Ionic liquids as dispersing agents of graphene nanoplatelets in poly(methyl methacrylate) composites with microwave absorbing properties

Abstract Graphene nanoplatelets (GNP) is noncovalently functionalized with imidazolium‐, pyridinium‐, and vinyl‐pyridinium‐based ionic liquids containing bromide or bis(trifluoromethyl‐sulfonyl)imide (TFSI) as the counteranions, and used to prepare poly (methyl methacrylate) (PMMA) nanocomposites by solution casting approach followed by compression molding technique. The PMMA composites loaded with 1.9 and 1.8 wt% of GNP in PMMA/GNP composite and PMMA/GNP/ionic liquids, respectively, were characterized by melting viscosity, thermogravimetric analysis and AC electrical conductivity (σ AC ).
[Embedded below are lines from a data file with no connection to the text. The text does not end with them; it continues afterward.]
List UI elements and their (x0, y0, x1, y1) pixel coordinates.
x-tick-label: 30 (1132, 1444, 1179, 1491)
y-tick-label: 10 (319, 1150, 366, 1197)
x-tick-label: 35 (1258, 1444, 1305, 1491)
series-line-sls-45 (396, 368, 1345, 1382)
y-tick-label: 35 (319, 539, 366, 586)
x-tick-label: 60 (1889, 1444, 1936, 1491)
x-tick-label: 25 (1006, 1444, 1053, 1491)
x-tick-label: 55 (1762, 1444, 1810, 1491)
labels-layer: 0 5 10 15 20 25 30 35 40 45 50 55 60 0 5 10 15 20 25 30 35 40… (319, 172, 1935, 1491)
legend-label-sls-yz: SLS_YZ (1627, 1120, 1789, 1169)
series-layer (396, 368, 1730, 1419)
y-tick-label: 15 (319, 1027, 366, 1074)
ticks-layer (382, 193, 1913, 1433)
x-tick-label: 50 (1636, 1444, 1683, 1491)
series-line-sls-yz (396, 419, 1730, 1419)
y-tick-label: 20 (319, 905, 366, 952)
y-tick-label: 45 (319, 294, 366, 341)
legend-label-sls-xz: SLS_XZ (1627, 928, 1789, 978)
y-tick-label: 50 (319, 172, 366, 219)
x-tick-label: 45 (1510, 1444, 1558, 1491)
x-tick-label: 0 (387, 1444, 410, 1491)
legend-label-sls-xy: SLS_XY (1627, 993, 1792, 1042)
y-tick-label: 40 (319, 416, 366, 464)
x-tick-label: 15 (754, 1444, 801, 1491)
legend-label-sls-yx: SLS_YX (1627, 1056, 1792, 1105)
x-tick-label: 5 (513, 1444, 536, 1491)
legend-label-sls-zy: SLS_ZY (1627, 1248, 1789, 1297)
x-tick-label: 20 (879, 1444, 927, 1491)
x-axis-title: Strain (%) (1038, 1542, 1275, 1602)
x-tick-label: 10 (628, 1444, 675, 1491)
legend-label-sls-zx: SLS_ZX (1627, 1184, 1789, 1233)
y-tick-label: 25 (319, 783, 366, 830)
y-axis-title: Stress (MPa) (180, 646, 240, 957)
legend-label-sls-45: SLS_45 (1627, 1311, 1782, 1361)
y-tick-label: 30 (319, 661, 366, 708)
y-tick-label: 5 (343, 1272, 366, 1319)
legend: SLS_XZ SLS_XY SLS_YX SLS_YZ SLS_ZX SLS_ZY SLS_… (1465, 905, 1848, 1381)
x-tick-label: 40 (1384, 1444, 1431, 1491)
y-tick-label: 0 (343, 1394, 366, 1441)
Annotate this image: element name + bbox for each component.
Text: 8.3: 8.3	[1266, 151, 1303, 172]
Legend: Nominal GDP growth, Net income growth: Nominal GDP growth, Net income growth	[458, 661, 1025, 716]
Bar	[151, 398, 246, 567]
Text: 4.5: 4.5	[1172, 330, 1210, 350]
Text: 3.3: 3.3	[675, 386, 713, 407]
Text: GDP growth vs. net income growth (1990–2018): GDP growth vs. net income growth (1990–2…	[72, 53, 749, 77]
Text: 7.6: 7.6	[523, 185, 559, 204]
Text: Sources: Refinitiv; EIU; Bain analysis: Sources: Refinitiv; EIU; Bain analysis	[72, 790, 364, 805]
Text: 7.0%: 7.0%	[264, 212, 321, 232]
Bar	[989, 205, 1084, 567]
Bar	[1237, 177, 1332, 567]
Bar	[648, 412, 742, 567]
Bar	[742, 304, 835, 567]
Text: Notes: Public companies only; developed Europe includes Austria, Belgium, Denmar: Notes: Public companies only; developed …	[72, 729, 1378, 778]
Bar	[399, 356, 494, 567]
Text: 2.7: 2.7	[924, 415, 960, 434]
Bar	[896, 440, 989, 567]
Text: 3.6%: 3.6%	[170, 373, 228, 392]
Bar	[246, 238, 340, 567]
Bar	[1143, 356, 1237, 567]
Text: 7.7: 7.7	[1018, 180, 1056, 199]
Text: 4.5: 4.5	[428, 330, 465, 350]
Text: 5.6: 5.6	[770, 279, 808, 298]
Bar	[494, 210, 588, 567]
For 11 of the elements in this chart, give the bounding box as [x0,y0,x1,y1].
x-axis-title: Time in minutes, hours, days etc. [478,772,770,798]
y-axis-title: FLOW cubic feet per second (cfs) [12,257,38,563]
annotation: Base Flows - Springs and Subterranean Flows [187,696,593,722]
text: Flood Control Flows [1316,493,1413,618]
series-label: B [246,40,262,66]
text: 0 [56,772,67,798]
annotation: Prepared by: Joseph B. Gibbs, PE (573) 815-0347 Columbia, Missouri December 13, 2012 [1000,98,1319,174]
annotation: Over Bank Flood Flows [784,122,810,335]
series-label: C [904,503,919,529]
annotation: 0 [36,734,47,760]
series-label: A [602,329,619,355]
The microwave absorption properties at the X‐band (8.2–12.4 GHz) frequency were measured for systems with 1 mm thickness using the metal‐backed configuration. PMMA nanocomposites loaded with GNP/N‐dodecyl‐4‐vinyl‐pyridinium.TFSI (C 12 ViPy.TFSI) displayed higher thermal stability and higher σ AC . This system also presented the best response in terms of microwave absorbing properties, with minimum reflection loss (RL) of around −6 dB at 8.7 GHz. Triple layered composite structures with layers of different conductivities and different stacking orders were also investigated in terms of reflection loss. Broadband absorption with minimum RL ≤ −10 dB (90% of electromagnetic attenuation) in the frequency between 10.2 and 12.4 GHz and better absorbing effectiveness were observed for the PMMA/GNP‐PMMA/GNP/C 12 ViPy.TFSI‐PMMA/GNP/C 12 ViPy.Br triple‐layered system with 3 mm thickness.